UNA SOCIEDAD SIN CORAZÓN, SE HUNDE

En general, vivimos en una sociedad desigual, inmoral, sin ética, inequitativa y anárquica, que argumenta razones legales sobre la base de la constitución política de la nación y leguleyadas como el libre desarrollo de la personalidad, la igualdad de género, la libertad de expresión, los derechos humanos y una sarta de cosas similares, que pretenden complacer a las minorías del mundo, dejando a la deriva nuestra propia identidad cultural y acabando los principios y los valores que en otrora, tuvimos y nos permitieron vivir armoniosamente en comunidad.

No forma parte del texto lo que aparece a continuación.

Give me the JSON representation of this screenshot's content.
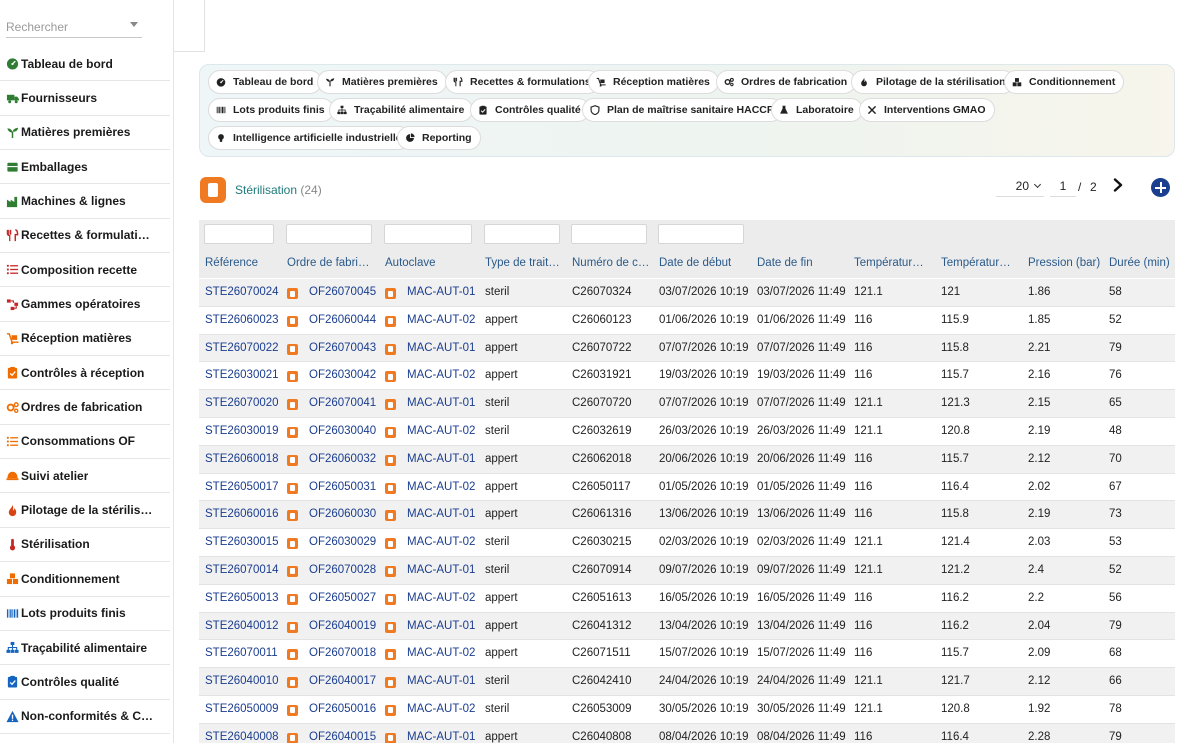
{
  "search": {
    "placeholder": "Rechercher"
  },
  "sidebar": {
    "items": [
      {
        "label": "Tableau de bord",
        "icon": "dashboard-icon"
      },
      {
        "label": "Fournisseurs",
        "icon": "truck-icon"
      },
      {
        "label": "Matières premières",
        "icon": "plant-icon"
      },
      {
        "label": "Emballages",
        "icon": "box-icon"
      },
      {
        "label": "Machines & lignes",
        "icon": "factory-icon"
      },
      {
        "label": "Recettes & formulati…",
        "icon": "utensils-icon"
      },
      {
        "label": "Composition recette",
        "icon": "list-icon"
      },
      {
        "label": "Gammes opératoires",
        "icon": "flow-icon"
      },
      {
        "label": "Réception matières",
        "icon": "dolly-icon"
      },
      {
        "label": "Contrôles à réception",
        "icon": "clipboard-check-icon"
      },
      {
        "label": "Ordres de fabrication",
        "icon": "gears-icon"
      },
      {
        "label": "Consommations OF",
        "icon": "list-icon"
      },
      {
        "label": "Suivi atelier",
        "icon": "helmet-icon"
      },
      {
        "label": "Pilotage de la stérilis…",
        "icon": "flame-icon"
      },
      {
        "label": "Stérilisation",
        "icon": "thermometer-icon"
      },
      {
        "label": "Conditionnement",
        "icon": "boxes-icon"
      },
      {
        "label": "Lots produits finis",
        "icon": "barcode-icon"
      },
      {
        "label": "Traçabilité alimentaire",
        "icon": "sitemap-icon"
      },
      {
        "label": "Contrôles qualité",
        "icon": "clipboard-check-icon"
      },
      {
        "label": "Non-conformités & C…",
        "icon": "warning-icon"
      }
    ]
  },
  "modules": {
    "chips": [
      {
        "label": "Tableau de bord",
        "icon": "dashboard-icon"
      },
      {
        "label": "Matières premières",
        "icon": "plant-icon"
      },
      {
        "label": "Recettes & formulations",
        "icon": "utensils-icon"
      },
      {
        "label": "Réception matières",
        "icon": "dolly-icon"
      },
      {
        "label": "Ordres de fabrication",
        "icon": "gears-icon"
      },
      {
        "label": "Pilotage de la stérilisation",
        "icon": "flame-icon"
      },
      {
        "label": "Conditionnement",
        "icon": "boxes-icon"
      },
      {
        "label": "Lots produits finis",
        "icon": "barcode-icon"
      },
      {
        "label": "Traçabilité alimentaire",
        "icon": "sitemap-icon"
      },
      {
        "label": "Contrôles qualité",
        "icon": "clipboard-check-icon"
      },
      {
        "label": "Plan de maîtrise sanitaire HACCP",
        "icon": "shield-icon"
      },
      {
        "label": "Laboratoire",
        "icon": "flask-icon"
      },
      {
        "label": "Interventions GMAO",
        "icon": "tools-icon"
      },
      {
        "label": "Intelligence artificielle industrielle",
        "icon": "lightbulb-icon"
      },
      {
        "label": "Reporting",
        "icon": "pie-chart-icon"
      }
    ]
  },
  "page": {
    "title": "Stérilisation",
    "count": "(24)"
  },
  "pager": {
    "page_size": "20",
    "current_page": "1",
    "separator": "/",
    "total_pages": "2"
  },
  "table": {
    "columns": [
      "Référence",
      "Ordre de fabric…",
      "Autoclave",
      "Type de trait…",
      "Numéro de c…",
      "Date de début",
      "Date de fin",
      "Température…",
      "Température…",
      "Pression (bar)",
      "Durée (min)"
    ],
    "rows": [
      [
        "STE26070024",
        "OF26070045",
        "MAC-AUT-01",
        "steril",
        "C26070324",
        "03/07/2026 10:19",
        "03/07/2026 11:49",
        "121.1",
        "121",
        "1.86",
        "58"
      ],
      [
        "STE26060023",
        "OF26060044",
        "MAC-AUT-02",
        "appert",
        "C26060123",
        "01/06/2026 10:19",
        "01/06/2026 11:49",
        "116",
        "115.9",
        "1.85",
        "52"
      ],
      [
        "STE26070022",
        "OF26070043",
        "MAC-AUT-01",
        "appert",
        "C26070722",
        "07/07/2026 10:19",
        "07/07/2026 11:49",
        "116",
        "115.8",
        "2.21",
        "79"
      ],
      [
        "STE26030021",
        "OF26030042",
        "MAC-AUT-02",
        "appert",
        "C26031921",
        "19/03/2026 10:19",
        "19/03/2026 11:49",
        "116",
        "115.7",
        "2.16",
        "76"
      ],
      [
        "STE26070020",
        "OF26070041",
        "MAC-AUT-01",
        "steril",
        "C26070720",
        "07/07/2026 10:19",
        "07/07/2026 11:49",
        "121.1",
        "121.3",
        "2.15",
        "65"
      ],
      [
        "STE26030019",
        "OF26030040",
        "MAC-AUT-02",
        "steril",
        "C26032619",
        "26/03/2026 10:19",
        "26/03/2026 11:49",
        "121.1",
        "120.8",
        "2.19",
        "48"
      ],
      [
        "STE26060018",
        "OF26060032",
        "MAC-AUT-01",
        "appert",
        "C26062018",
        "20/06/2026 10:19",
        "20/06/2026 11:49",
        "116",
        "115.7",
        "2.12",
        "70"
      ],
      [
        "STE26050017",
        "OF26050031",
        "MAC-AUT-02",
        "appert",
        "C26050117",
        "01/05/2026 10:19",
        "01/05/2026 11:49",
        "116",
        "116.4",
        "2.02",
        "67"
      ],
      [
        "STE26060016",
        "OF26060030",
        "MAC-AUT-01",
        "appert",
        "C26061316",
        "13/06/2026 10:19",
        "13/06/2026 11:49",
        "116",
        "115.8",
        "2.19",
        "73"
      ],
      [
        "STE26030015",
        "OF26030029",
        "MAC-AUT-02",
        "steril",
        "C26030215",
        "02/03/2026 10:19",
        "02/03/2026 11:49",
        "121.1",
        "121.4",
        "2.03",
        "53"
      ],
      [
        "STE26070014",
        "OF26070028",
        "MAC-AUT-01",
        "steril",
        "C26070914",
        "09/07/2026 10:19",
        "09/07/2026 11:49",
        "121.1",
        "121.2",
        "2.4",
        "52"
      ],
      [
        "STE26050013",
        "OF26050027",
        "MAC-AUT-02",
        "appert",
        "C26051613",
        "16/05/2026 10:19",
        "16/05/2026 11:49",
        "116",
        "116.2",
        "2.2",
        "56"
      ],
      [
        "STE26040012",
        "OF26040019",
        "MAC-AUT-01",
        "appert",
        "C26041312",
        "13/04/2026 10:19",
        "13/04/2026 11:49",
        "116",
        "116.2",
        "2.04",
        "79"
      ],
      [
        "STE26070011",
        "OF26070018",
        "MAC-AUT-02",
        "appert",
        "C26071511",
        "15/07/2026 10:19",
        "15/07/2026 11:49",
        "116",
        "115.7",
        "2.09",
        "68"
      ],
      [
        "STE26040010",
        "OF26040017",
        "MAC-AUT-01",
        "steril",
        "C26042410",
        "24/04/2026 10:19",
        "24/04/2026 11:49",
        "121.1",
        "121.7",
        "2.12",
        "66"
      ],
      [
        "STE26050009",
        "OF26050016",
        "MAC-AUT-02",
        "steril",
        "C26053009",
        "30/05/2026 10:19",
        "30/05/2026 11:49",
        "121.1",
        "120.8",
        "1.92",
        "78"
      ],
      [
        "STE26040008",
        "OF26040015",
        "MAC-AUT-01",
        "appert",
        "C26040808",
        "08/04/2026 10:19",
        "08/04/2026 11:49",
        "116",
        "116.4",
        "2.28",
        "79"
      ]
    ]
  },
  "colors": {
    "accent": "#1a3d8f",
    "brand_orange": "#f07a22",
    "title_teal": "#1f7a7a"
  }
}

Al igual que los barcos, que no tienen una ruta definida, que no tienen un capitán que lo lidere y que navegan sin rumbo determinado hasta naufragar, así ha de sucederle a este mundo, que cual Titanic, va a la deriva, que pareciera que ya ni siquiera navega, sino que flota en la turbiedad de sus propias decisiones incoherentes, extravagantes que se convirtieron en una “carga pesada” que amenaza peligrosamente con hundirlo. Pero la razón de este lamentable estado, no la vamos a encontrar buscando culpables, hasta que no seamos capaces de reconocer que la causa de todo esto yace en nosotros mismos. Es cierto que tenemos malos dirigentes y un sin número de personajes nefastos que abusan, roban, desfalcan y perjudican a millones de conciudadanos con su actuar, y que reconocemos y señalamos como corruptos. Pero quizás, y lo digo con todo respeto, si usted no es parte de ellos, algún día podría llegar a serlo y probablemente se comportará igual.
Y ¿Sabe por qué?
Porque ese mal llamado corrupción, es una enfermedad mundial y prácticamente todos los individuos la tienen o están predispuestos a padecerla (no la justifico). La palabra corrupto viene del latín y hace referencia a la persona que se ha dejado corromper, depravar, envilecer, enviciar, degenerar, sobornar o cohechar. Lo que estoy tratando de decir, es que la solución para acabar con ella, la tenemos cada uno de nosotros. Y como en cualquier tejido biológico, la enfermedad comienza en una célula y se va extendiendo por un tejido, luego el órgano, hasta invadir todo el cuerpo, exactamente sucede con la humanidad, primero se manifiesta en usted como individuo, luego contagia la familia, después a la sociedad y hoy, podemos ver el mundo entero contaminado por el mismo mal.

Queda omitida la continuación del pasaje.